According to Srinivasan Ramanujam of The Hindu:
The combination of Sathyaraj and Suriya, for the first time on the big screen, is charming no doubt, but there's little that comes out of those sequences. While Saranya breezes through the mother's role, Priyanka Mohan gets just one solid sequence. Vinay, who impressed in Sivakarthikeyan's Doctor, gets another similar role but doesn't have much to do beyond appearing on screen with villainous laughs. The final face-off has little sparkle. The comedy has little flavour. And the edit seems to have been done in a tearing hurry.

Haricharan Pudipeddi of Hindustan Times praised the film, saying: "Suriya holds the film together with a very strong performance. If Jai Bhim saw Suriya deliver a restrained performance, he goes all out to in Etharkkum Thunindhavan to pander to the masses." Sowmya Rajendran of The News Minute stated: "Etharkkum Thunindhavan means the daredevil who is ready for anything. Is Suriya ready to lend a ear to this criticism and perhaps change his approach to cinema? Less preaching, more craft? Less saving, more listening?"

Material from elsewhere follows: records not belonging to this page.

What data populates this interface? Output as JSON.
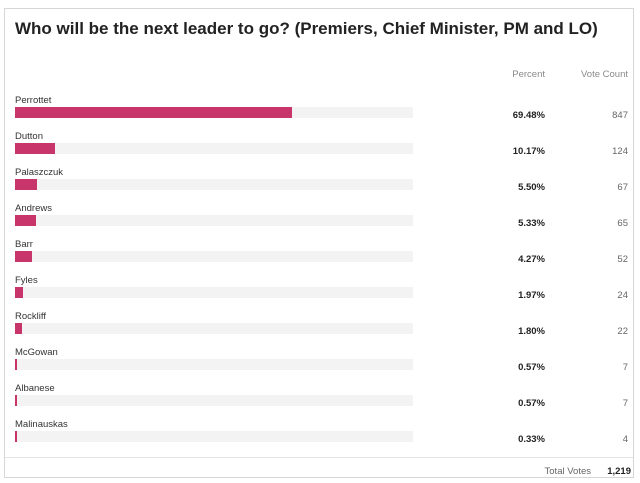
{
  "poll": {
    "title": "Who will be the next leader to go? (Premiers, Chief Minister, PM and LO)",
    "columns": {
      "percent": "Percent",
      "votes": "Vote Count"
    },
    "bar_color": "#c8356b",
    "track_color": "#f3f3f3",
    "options": [
      {
        "label": "Perrottet",
        "percent": "69.48%",
        "share": 69.48,
        "votes": "847"
      },
      {
        "label": "Dutton",
        "percent": "10.17%",
        "share": 10.17,
        "votes": "124"
      },
      {
        "label": "Palaszczuk",
        "percent": "5.50%",
        "share": 5.5,
        "votes": "67"
      },
      {
        "label": "Andrews",
        "percent": "5.33%",
        "share": 5.33,
        "votes": "65"
      },
      {
        "label": "Barr",
        "percent": "4.27%",
        "share": 4.27,
        "votes": "52"
      },
      {
        "label": "Fyles",
        "percent": "1.97%",
        "share": 1.97,
        "votes": "24"
      },
      {
        "label": "Rockliff",
        "percent": "1.80%",
        "share": 1.8,
        "votes": "22"
      },
      {
        "label": "McGowan",
        "percent": "0.57%",
        "share": 0.57,
        "votes": "7"
      },
      {
        "label": "Albanese",
        "percent": "0.57%",
        "share": 0.57,
        "votes": "7"
      },
      {
        "label": "Malinauskas",
        "percent": "0.33%",
        "share": 0.33,
        "votes": "4"
      }
    ],
    "footer": {
      "total_label": "Total Votes",
      "total_value": "1,219"
    }
  }
}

Soundarya Athimuthu of The Quint wrote: "The dialogues of Etharkum Thuninthavan are a plus and a minus to the film. It is a mixed bag of cliche and noteworthy dialogues in almost equal proportions". Athimuthu said the antagonist is not well fleshed out well and concluded: "While Etharkkum Thunindhavan is not perfect and has its own flaws, it is a decent attempt as a commercial entertainer with a social cause". Ranjani Krishnakumar of Film Companion stated:
It doesn't help that Suriya feels miscast as Kannabiran. The speech, body language, mannerisms, and naughtiness feel more like Karthi's zone. Suriya is too stiff to be goofy, too upright to be shady, too clear-headed to be vulnerable. He is at his best when he's being the morally unambiguous vigilante, but can barely be convincing as the horny young man rushing to a song-and-dance show. This makes it appear like Suriya is walking in and out of character, making Etharkkum Thunindhavan an overall tough watch.
Manoj Kumar R. of The Indian Express gave a rating of 1.5 out of 5 stars, stating: "At best, Etharkkum Thunindhavan feels like a rush job that whittles down a terrible real-life crime to the lowest common denominator".

== Lawsuit ==
A few functionaries of the Pattali Makkal Katchi (PMK) wrote to cinema-owners' associations in some locations, including Cuddalore and Mayiladuthurai districts, asking them not to screen the film. The dispute between the PMK and Suriya had been ongoing since the premiere of his film Jai Bhim, which the PMK said insulted the Vanniyar caste. He also said they will allow screening of the film only if Suriya publicly apologises to the Vanniyar caste.